A prime example of the cause of these types of sleep disorders is working night shifts. The human body is meant to follow a natural circadian rhythm wherein we are awake during the day and sleep at night. Night shift work or other schedules that cause us to veer off that pattern can be disruptive to our ability to get restorative, restful sleep.
While you may not be able to adjust your work schedule, adding tools to help you sleep when it’s time is the best place to start. For example, blackout curtains or sleep masks may help eliminate sunlight pollution in your bedroom as you try to fall asleep. Other tools like zero gravity chairs may help you unwind and prepare your mind and body to fall asleep beforehand, making it an effective tool for sleep preparation, as well.
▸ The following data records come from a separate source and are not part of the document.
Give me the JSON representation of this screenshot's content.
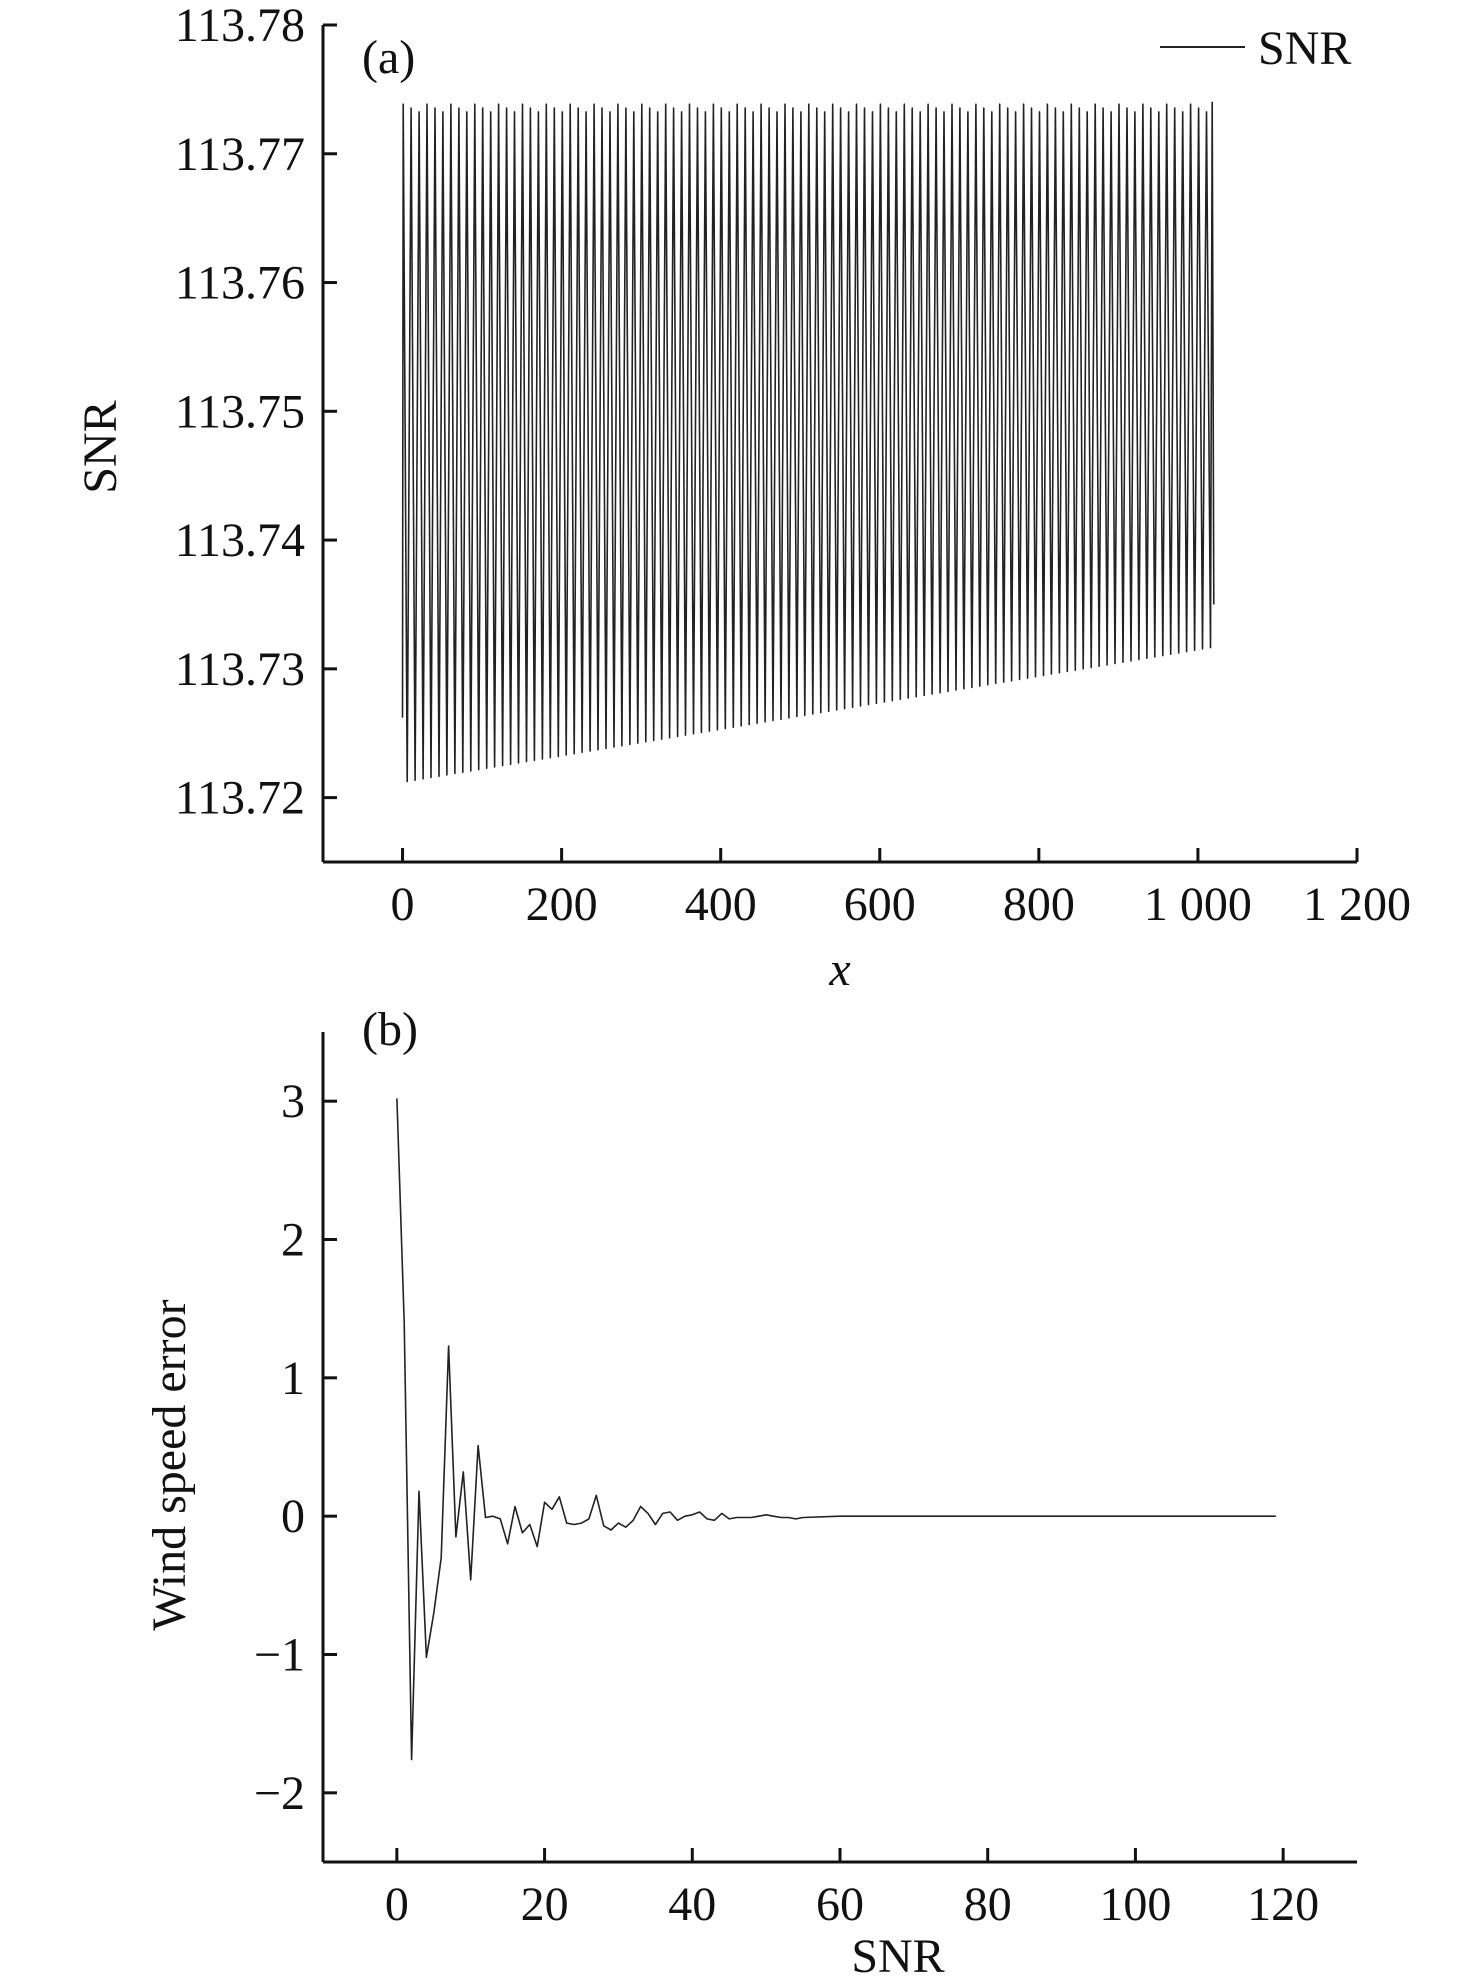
{
  "chart_data": [
    {
      "panel": "(a)",
      "type": "line",
      "xlabel": "x",
      "ylabel": "SNR",
      "xlim": [
        -100,
        1200
      ],
      "ylim": [
        113.715,
        113.78
      ],
      "xticks": [
        0,
        200,
        400,
        600,
        800,
        1000,
        1200
      ],
      "xtick_labels": [
        "0",
        "200",
        "400",
        "600",
        "800",
        "1 000",
        "1 200"
      ],
      "yticks": [
        113.72,
        113.73,
        113.74,
        113.75,
        113.76,
        113.77,
        113.78
      ],
      "ytick_labels": [
        "113.72",
        "113.73",
        "113.74",
        "113.75",
        "113.76",
        "113.77",
        "113.78"
      ],
      "legend": {
        "position": "top-right",
        "entries": [
          "SNR"
        ]
      },
      "series": [
        {
          "name": "SNR",
          "x_range": [
            0,
            1020
          ],
          "oscillation_period": 10,
          "upper_envelope": 113.774,
          "lower_envelope_start": 113.7212,
          "lower_envelope_end": 113.7317,
          "start_value": 113.7262,
          "end_value": 113.735
        }
      ]
    },
    {
      "panel": "(b)",
      "type": "line",
      "xlabel": "SNR",
      "ylabel": "Wind speed error",
      "xlim": [
        -10,
        130
      ],
      "ylim": [
        -2.5,
        3.5
      ],
      "xticks": [
        0,
        20,
        40,
        60,
        80,
        100,
        120
      ],
      "xtick_labels": [
        "0",
        "20",
        "40",
        "60",
        "80",
        "100",
        "120"
      ],
      "yticks": [
        -2,
        -1,
        0,
        1,
        2,
        3
      ],
      "ytick_labels": [
        "−2",
        "−1",
        "0",
        "1",
        "2",
        "3"
      ],
      "series": [
        {
          "x": [
            0,
            1,
            2,
            3,
            4,
            5,
            6,
            7,
            8,
            9,
            10,
            11,
            12,
            13,
            14,
            15,
            16,
            17,
            18,
            19,
            20,
            21,
            22,
            23,
            24,
            25,
            26,
            27,
            28,
            29,
            30,
            31,
            32,
            33,
            34,
            35,
            36,
            37,
            38,
            39,
            40,
            41,
            42,
            43,
            44,
            45,
            46,
            47,
            48,
            49,
            50,
            51,
            52,
            53,
            54,
            55,
            60,
            70,
            80,
            90,
            100,
            110,
            119
          ],
          "y": [
            3.02,
            1.4,
            -1.76,
            0.18,
            -1.02,
            -0.7,
            -0.3,
            1.23,
            -0.15,
            0.32,
            -0.46,
            0.51,
            -0.01,
            0.0,
            -0.02,
            -0.2,
            0.07,
            -0.12,
            -0.06,
            -0.22,
            0.1,
            0.05,
            0.14,
            -0.05,
            -0.06,
            -0.05,
            -0.02,
            0.15,
            -0.07,
            -0.1,
            -0.05,
            -0.08,
            -0.03,
            0.07,
            0.02,
            -0.06,
            0.02,
            0.03,
            -0.03,
            0.0,
            0.01,
            0.03,
            -0.02,
            -0.03,
            0.02,
            -0.02,
            -0.01,
            -0.01,
            -0.01,
            0.0,
            0.01,
            0.0,
            -0.01,
            -0.01,
            -0.02,
            -0.01,
            0.0,
            0.0,
            0.0,
            0.0,
            0.0,
            0.0,
            0.0
          ]
        }
      ]
    }
  ]
}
5. Restless Legs Syndrome (RLS)
While we’re including it as one of the most common sleep disorders on our list, restless legs syndrome (RLS) is actually a neurological disorder. Its negative impact on sleep is a byproduct, however, making it a direct correlation. Affecting an estimated 10% of the United States population3, RLS causes uncomfortable or uncontrollable sensations that may result in the urge to move around. Symptoms of restless legs syndrome are most often at their worst at night, causing it to impede sleep.
Practicing good sleep hygiene, exercising, and avoiding caffeine are all possible ways for treating sleep disorders like RLS. Many people have also found massage and heat therapy features of luxury zero gravity chairs to be beneficial and help them achieve better sleep quality.
Last up on our list of common sleep disorders is narcolepsy. Identified as the inability to stay alert and focused during the day due to drowsiness, people living with narcolepsy may struggle to stay awake for long periods of time. The causes of narcolepsy depend on which type you have (Type 1 or Type 2) but are most commonly associated with the brain or injuries.
Some of the ways to help treat symptoms of narcolepsy include taking short, planned naps as you’re able. This can help you achieve better rest and renewed energy to carry out the rest of your day without a problem. Once more, zero gravity chairs may be beneficial for treating narcolepsy as smart wake up programs help you achieve all the benefits of adult naps without accidentally oversleeping, which could impede your natural circadian rhythm.
Common sleep disorders are experienced by millions of people each year. Consult your doctor and learn about treating sleep disorders to start getting the rest you need and wake up feeling restored. Even the smallest changes may make a world of difference.